Cette enveloppe est bâtie sur une accélération de l'activité. Le gouvernement table sur une croissance de 4,5% en 2027, après 4% en 2026, portée à la fois par les activités hors pétrole, attendues en hausse de 4,6%, et par le secteur pétrolier, à +4,1%. La production de brut remonterait de 10,8 à 11,3 millions de tonnes, malgré une hypothèse de prix nettement moins favorable : le baril gabonais est retenu à 70 dollars, contre 80 dollars en 2026.
Le manganèse doit également soutenir ce cadrage. Sa production est attendue en hausse de 8,6%, à 10,35 millions de tonnes, tandis que son prix de vente progresserait de 166,9 à 241,9 dollars la tonne, soit +45%. Le budget intègre également le démarrage de la production de minerai de fer, avec 1,5 million de tonnes projetées dès 2027. Dans le bois, la production de sciages progresserait plus modérément, de 2%, à 1,045 million de mètres cubes.
Sur le plan financier, les recettes de l'État sont évaluées à 3 291,7 milliards FCFA, en progression de seulement 48,3 milliards par rapport au collectif budgétaire 2026. Elles reposeraient notamment sur 1 761,2 milliards FCFA de recettes hors pétrole et 1 013,2 milliards de recettes pétrolières. À ces ressources s'ajouteraient 2 931,4 milliards FCFA de ressources de trésorerie et de financement, contre 2 251,8 milliards en 2026. Cette enveloppe comprend notamment 600 milliards d'appuis budgétaires, 300 milliards de dette bancaire, 600 milliards à mobiliser sur les marchés sous-régional ou intérieur et 1 144,1 milliards sur le marché financier international.
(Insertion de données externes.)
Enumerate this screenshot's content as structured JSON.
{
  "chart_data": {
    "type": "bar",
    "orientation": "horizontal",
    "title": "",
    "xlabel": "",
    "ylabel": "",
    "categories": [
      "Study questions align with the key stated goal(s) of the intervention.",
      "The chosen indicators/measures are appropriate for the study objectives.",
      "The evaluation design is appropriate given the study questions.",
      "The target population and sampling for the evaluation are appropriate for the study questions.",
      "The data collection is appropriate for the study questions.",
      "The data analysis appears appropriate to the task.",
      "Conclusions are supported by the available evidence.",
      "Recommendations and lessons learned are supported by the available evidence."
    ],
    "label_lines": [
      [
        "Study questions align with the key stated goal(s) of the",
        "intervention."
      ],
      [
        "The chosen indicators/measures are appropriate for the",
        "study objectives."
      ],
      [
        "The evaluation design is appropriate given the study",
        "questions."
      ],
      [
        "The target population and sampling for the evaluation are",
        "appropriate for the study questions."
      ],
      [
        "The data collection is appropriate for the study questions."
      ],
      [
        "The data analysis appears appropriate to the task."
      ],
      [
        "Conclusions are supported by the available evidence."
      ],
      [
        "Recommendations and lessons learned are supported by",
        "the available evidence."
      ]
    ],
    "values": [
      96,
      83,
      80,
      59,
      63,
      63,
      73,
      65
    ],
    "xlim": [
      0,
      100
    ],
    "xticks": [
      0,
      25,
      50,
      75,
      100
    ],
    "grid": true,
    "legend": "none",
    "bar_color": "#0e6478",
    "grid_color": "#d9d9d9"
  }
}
La progression du budget ne se traduira toutefois pas par une hausse équivalente de toutes les dépenses. Les investissements sont projetés à 1 058,4 milliards FCFA, contre 1 169,1 milliards dans le collectif 2026, tandis que les charges financières de la dette grimperaient de 487,6 à 667,3 milliards, soit près de 37%. La masse salariale atteindrait 963,9 milliards. Le projet combine ainsi une enveloppe globale en forte augmentation, des investissements budgétaires en retrait et des charges financières plus élevées, avant son examen par le Parlement.